6. « Il n’y a pas de légumes dans la sauce à spaghetti »

C’est évidemment une bonne idée  de mettre plein de légumes dans une sauce à spaghetti, mais de camoufler les aliments que l’enfant aime moins en lui faisant croire que le repas n’en contient pas ne l’aide pas à apprivoiser ces aliments.  . « Ça augmente aussi sa méfiance envers les mets composés et mélangés », précise la nutritionniste.

 

La bonne formule : Mieux vaut lui présenter les aliments sans les camoufler, les nommer par leur nom et surtout, en parler positivement! Puis on laisse l’enfant y goûter, s’il le veut.

 

 

7. « Peux-tu sortir de la cuisine pendant que je prépare le repas ? »

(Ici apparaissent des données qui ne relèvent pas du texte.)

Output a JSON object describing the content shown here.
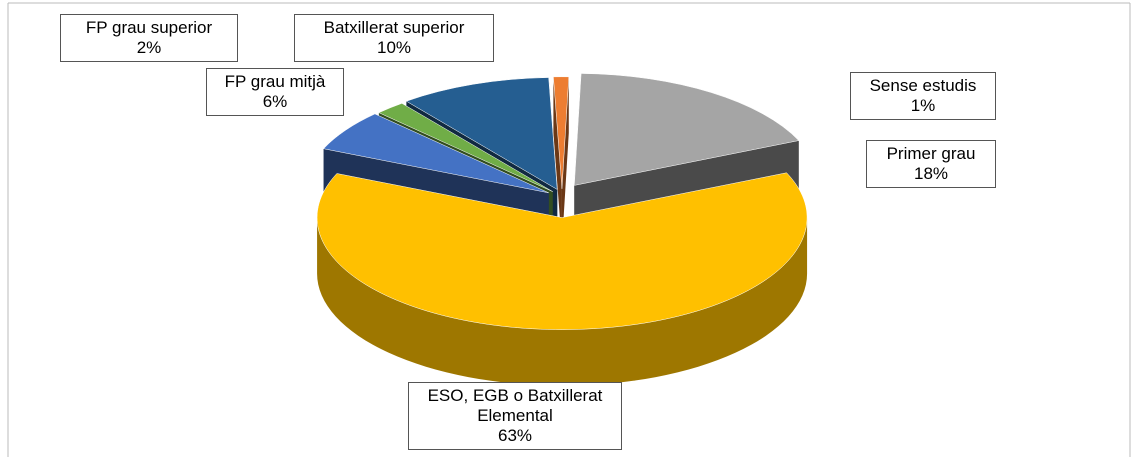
{
  "chart_data": {
    "type": "pie",
    "categories": [
      "Sense estudis",
      "Primer grau",
      "ESO, EGB o Batxillerat Elemental",
      "FP grau mitjà",
      "FP grau superior",
      "Batxillerat superior"
    ],
    "values": [
      1,
      18,
      63,
      6,
      2,
      10
    ],
    "value_labels": [
      "1%",
      "18%",
      "63%",
      "6%",
      "2%",
      "10%"
    ],
    "colors": [
      "#ed7d31",
      "#a5a5a5",
      "#ffc000",
      "#4472c4",
      "#70ad47",
      "#255e91"
    ]
  }
}
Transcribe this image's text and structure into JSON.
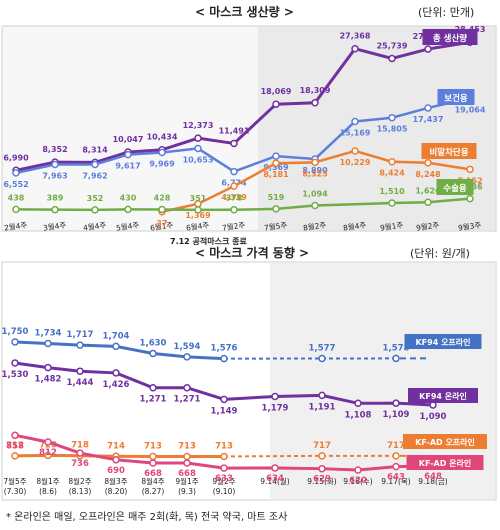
{
  "chart_data": [
    {
      "type": "line",
      "title": "< 마스크 생산량 >",
      "unit": "(단위: 만개)",
      "categories": [
        "2월4주",
        "3월4주",
        "4월4주",
        "5월4주",
        "6월1주",
        "6월4주",
        "7월2주",
        "7월5주",
        "8월2주",
        "8월4주",
        "9월1주",
        "9월2주",
        "9월3주"
      ],
      "annotation": "7.12 공적마스크 종료",
      "series": [
        {
          "name": "총 생산량",
          "color": "#7030A0",
          "values": [
            6990,
            8352,
            8314,
            10047,
            10434,
            12373,
            11491,
            18069,
            18309,
            27368,
            25739,
            27311,
            28453
          ]
        },
        {
          "name": "보건용",
          "color": "#5B7FDB",
          "values": [
            6552,
            7963,
            7962,
            9617,
            9969,
            10653,
            6774,
            9369,
            8890,
            15169,
            15805,
            17437,
            19064
          ]
        },
        {
          "name": "비말차단용",
          "color": "#ED7D31",
          "values": [
            null,
            null,
            null,
            null,
            37,
            1369,
            4339,
            8181,
            8325,
            10229,
            8424,
            8248,
            7152
          ]
        },
        {
          "name": "수술용",
          "color": "#70AD47",
          "values": [
            438,
            389,
            352,
            430,
            428,
            351,
            378,
            519,
            1094,
            null,
            1510,
            1626,
            2236
          ]
        }
      ],
      "series_labels": [
        "총 생산량",
        "보건용",
        "비말차단용",
        "수술용"
      ]
    },
    {
      "type": "line",
      "title": "< 마스크 가격 동향 >",
      "unit": "(단위: 원/개)",
      "categories": [
        "7월5주",
        "8월1주",
        "8월2주",
        "8월3주",
        "8월4주",
        "9월1주",
        "9월2주",
        "9.14(월)",
        "9.15(화)",
        "9.16(수)",
        "9.17(목)",
        "9.18(금)"
      ],
      "category_sub": [
        "(7.30)",
        "(8.6)",
        "(8.13)",
        "(8.20)",
        "(8.27)",
        "(9.3)",
        "(9.10)",
        "",
        "",
        "",
        "",
        ""
      ],
      "series": [
        {
          "name": "KF94 오프라인",
          "color": "#4472C4",
          "values": [
            1750,
            1734,
            1717,
            1704,
            1630,
            1594,
            1576,
            null,
            1577,
            null,
            1578,
            null
          ]
        },
        {
          "name": "KF94 온라인",
          "color": "#7030A0",
          "values": [
            1530,
            1482,
            1444,
            1426,
            1271,
            1271,
            1149,
            1179,
            1191,
            1108,
            1109,
            1090
          ]
        },
        {
          "name": "KF-AD 오프라인",
          "color": "#ED7D31",
          "values": [
            717,
            720,
            718,
            714,
            713,
            713,
            713,
            null,
            717,
            null,
            717,
            null
          ]
        },
        {
          "name": "KF-AD 온라인",
          "color": "#E0457B",
          "values": [
            858,
            812,
            736,
            690,
            668,
            668,
            633,
            634,
            629,
            620,
            643,
            648
          ]
        }
      ]
    }
  ],
  "footnote": "* 온라인은 매일, 오프라인은 매주 2회(화, 목) 전국 약국, 마트 조사"
}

Dès l’âge de 2 ans, les enfants peuvent être impliqués dans la cuisine. « Ils seront bien plus portés à goûter à un repas s’ils ont participé à sa création. Et ils développeront des habiletés culinaires qui leur serviront toute leur vie », explique Anouck Senécal.

 

La bonne formule : On laisse notre enfant mettre la main à la pâte et effectuer quelques tâches dans la préparation des repas. C’est plus long (et plus salissant !), mais les bénéfices sont plus grands.

 

quelques conseils pour être un bon modèle auprès des enfants
  • Éviter de parler de diètes, de régimes et de valeurs caloriques des aliments.
  • Ne pas faire de commentaires sur son propre poids ou dénigrer son corps ou celui des autres.
  • Ne pas s’inquiéter de la quantité de nourriture ingérée par les enfants. Grâce à leurs signaux fiables, ils savent mieux que quiconque la quantité nécessaire pour combler leurs besoins. 
  • Parler positivement des aliments. Ne pas mettre les aliments sains sur un piédestal ou dénigrer les aliments moins nutritifs. 
  • Faire des repas un moment agréable et positif pour tous les membres de la famille.
  • Ne pas faire savoir à son enfant lorsque l’on n’aime pas particulièrement un aliment. Plus vieux, il comprendra que les goûts varient d’une personne à l’autre, mais à un jeune âge, il risque de refuser cet aliment pour faire comme ses parents.